In the 2015 season, we saw a very limited number of tight ends worth drafting.  There were some sleeper tight ends that had a few good weeks like Ben Watson, Travis Kelce, and Richard Rodgers; however, most of the high scoring was achieved by the same six guys.  Those guys were Rob Gronkowski, Jordan Reed, Greg Olsen, Gary Barnidge, Delanie Walker, and Tyler Eifert.  All of these players, at one time during the season, were a top-tier pick.  Some of these guys will be more expensive than others, but none are going to be cheap.  Their individual value will rise even higher when other top-tier tight ends are injured or on bye week.  In fact, of these six, only Gary Barnidge and Greg Olsen managed to play in every game.  After researching other statistics such as team matchups, coverage matchups, and more…it will be clear what tight end you should draft, even if he is expensive.  

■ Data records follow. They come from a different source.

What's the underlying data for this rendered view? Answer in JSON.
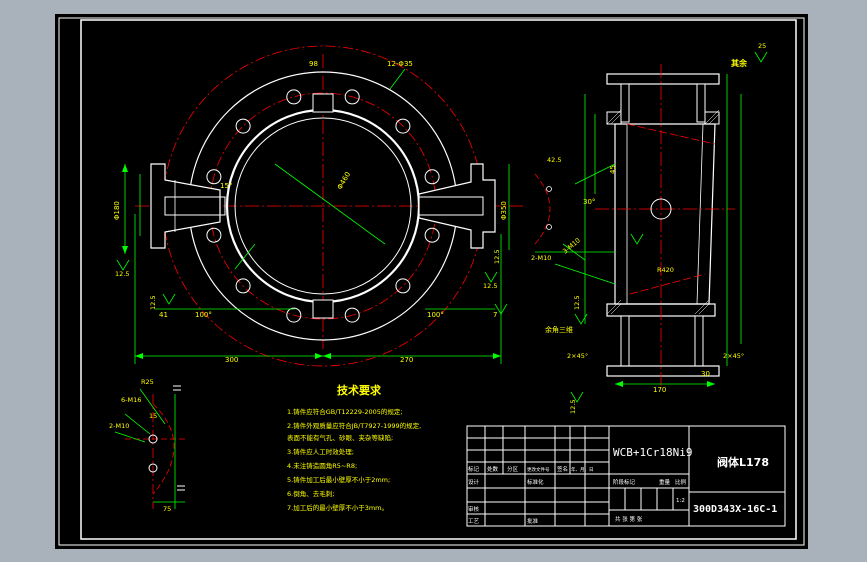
{
  "colors": {
    "background": "#a9b1bb",
    "sheet": "#000000",
    "outline": "#ffffff",
    "dimension": "#00ff00",
    "center_line": "#ff0000",
    "text_yellow": "#ffff00",
    "text_white": "#ffffff"
  },
  "front_view": {
    "top_dim": "98",
    "bolt_holes": "12-Φ35",
    "dia_460": "Φ460",
    "dia_left": "Φ180",
    "dia_right": "Φ350",
    "angle": "15°",
    "rough_left": "12.5",
    "rough_right": "12.5",
    "val_41": "41",
    "val_100": "100°",
    "val_100b": "100°",
    "val_7": "7",
    "val_125": "12.5",
    "val_125b": "12.5",
    "left_width": "300",
    "right_width": "270"
  },
  "side_view": {
    "note_rest": "其余",
    "rest_val": "25",
    "val_45": "45",
    "val_42": "42.5",
    "val_m10": "2-M10",
    "val_30": "30°",
    "val_radius": "R420",
    "val_threads": "3-M10",
    "label_sec": "余角三维",
    "val_2x45": "2×45°",
    "val_2x45b": "2×45°",
    "val_170": "170",
    "val_30b": "30",
    "val_125": "12.5",
    "val_125b": "12.5"
  },
  "detail_view": {
    "label_top": "R25",
    "label_m": "6-M16",
    "label_m2": "2-M10",
    "label_15": "15",
    "label_75": "75"
  },
  "notes": {
    "title": "技术要求",
    "items": [
      "1.铸件应符合GB/T12229-2005的规定;",
      "2.铸件外观质量应符合JB/T7927-1999的规定,",
      "  表面不能有气孔、砂眼、夹杂等缺陷;",
      "3.铸件应人工时效处理;",
      "4.未注铸造圆角R5~R8;",
      "5.铸件加工后最小壁厚不小于2mm;",
      "6.倒角、去毛刺;",
      "7.加工后的最小壁厚不小于3mm。"
    ]
  },
  "title_block": {
    "material": "WCB+1Cr18Ni9",
    "part_name": "阀体L178",
    "drawing_no": "300D343X-16C-1",
    "header_labels": [
      "标记",
      "处数",
      "分区",
      "更改文件号",
      "签名",
      "年、月、日"
    ],
    "row_design": "设计",
    "row_standard": "标准化",
    "row_review": "审核",
    "row_process": "工艺",
    "row_approve": "批准",
    "stage_labels": "阶段标记",
    "weight": "重量",
    "scale": "比例",
    "scale_value": "1:2",
    "sheets": "共  张  第  张"
  }
}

4. Draft High Reward/Ceiling Wide Receivers

Drafting safe players in 50/50’s or cash leagues can sometimes be a good strategy, but usually not in large GPP tournaments. If you are playing in large tournaments, you are going to need some high reward/ceiling sleeper picks to differentiate your lineup from others and make a big cash.  These picks usually come in the form of low-valued wide receivers that haven’t had a good week in a while; but, under the right circumstances, are capable of having a high-scoring week. We saw this happen with Michael Crabtree in Week 9, Markus Wheaton in Week 12, Tyler Lockett in Week 14, Allen Hurns in Week 16, and several others. A very small percentage of daily fantasy players will draft these guys, so if they succeed, you will climb the ranks of your tournament higher and faster. Also, investing in low-valued high reward/ceiling players allows you to invest in more expensive players at other positions like Running Back and Tight End.

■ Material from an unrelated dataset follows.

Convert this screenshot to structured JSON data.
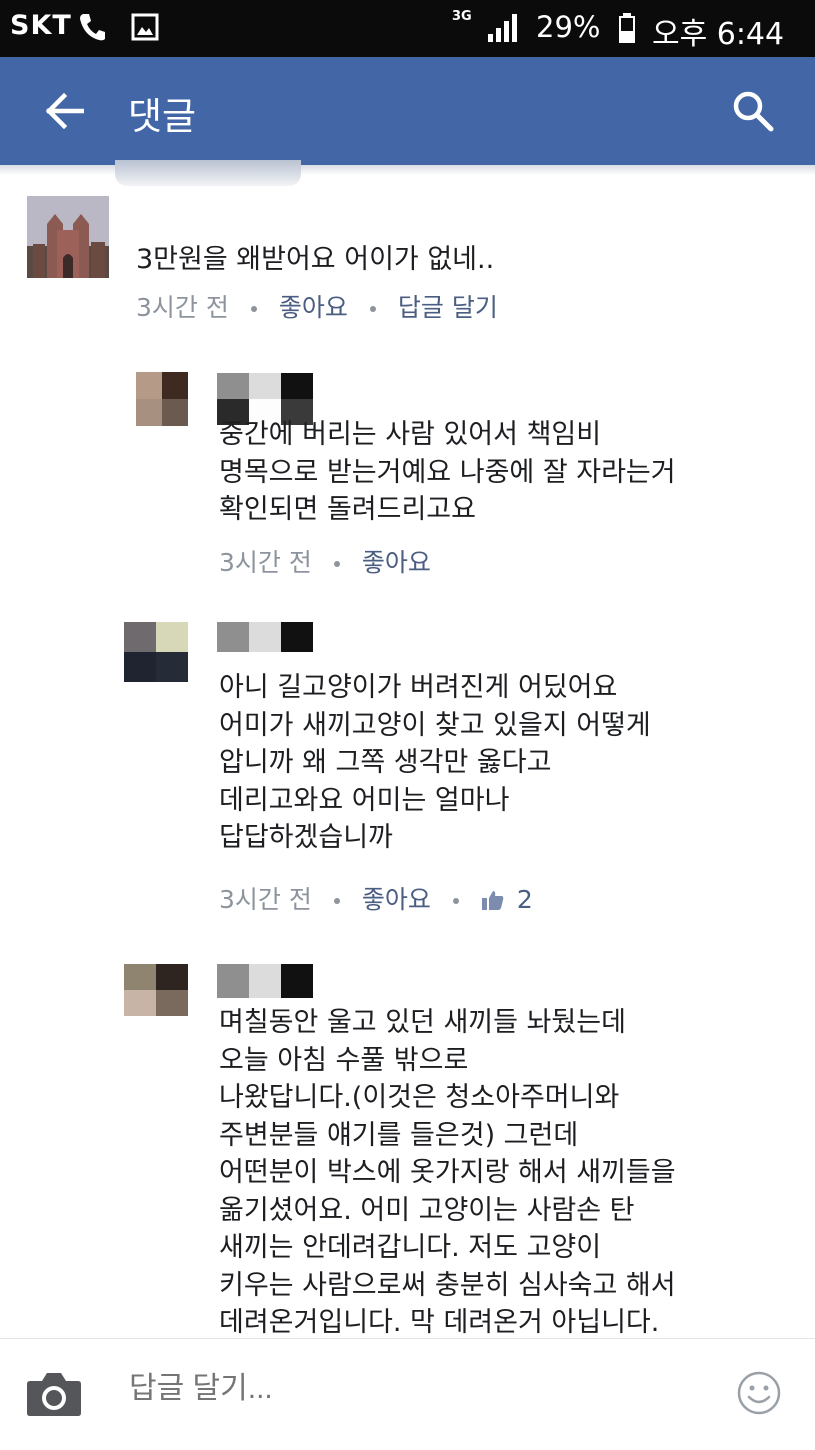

5. Research and Predict Possible Game Flow

Predicting game flow can sometimes be hard, but if you predict correctly, it could pay off. If a team is forced to play from behind, their wide receivers and quarterback may prevail while their running back suffers. This season, we saw many inexpensive quarterbacks like Blake Bortles and Phillip Rivers have huge games because their teams were forced to favor on the pass game early. You can then ‘Stack’ this quarterback with their favorite target for even more points. Vice versa, if a team takes an early lead and is trying to run out the clock, they may favor the run game, which would benefit the running back while hurting everybody else on offense. Game flow should be a main focus of daily fantasy football players when drafting their lineup in any contest.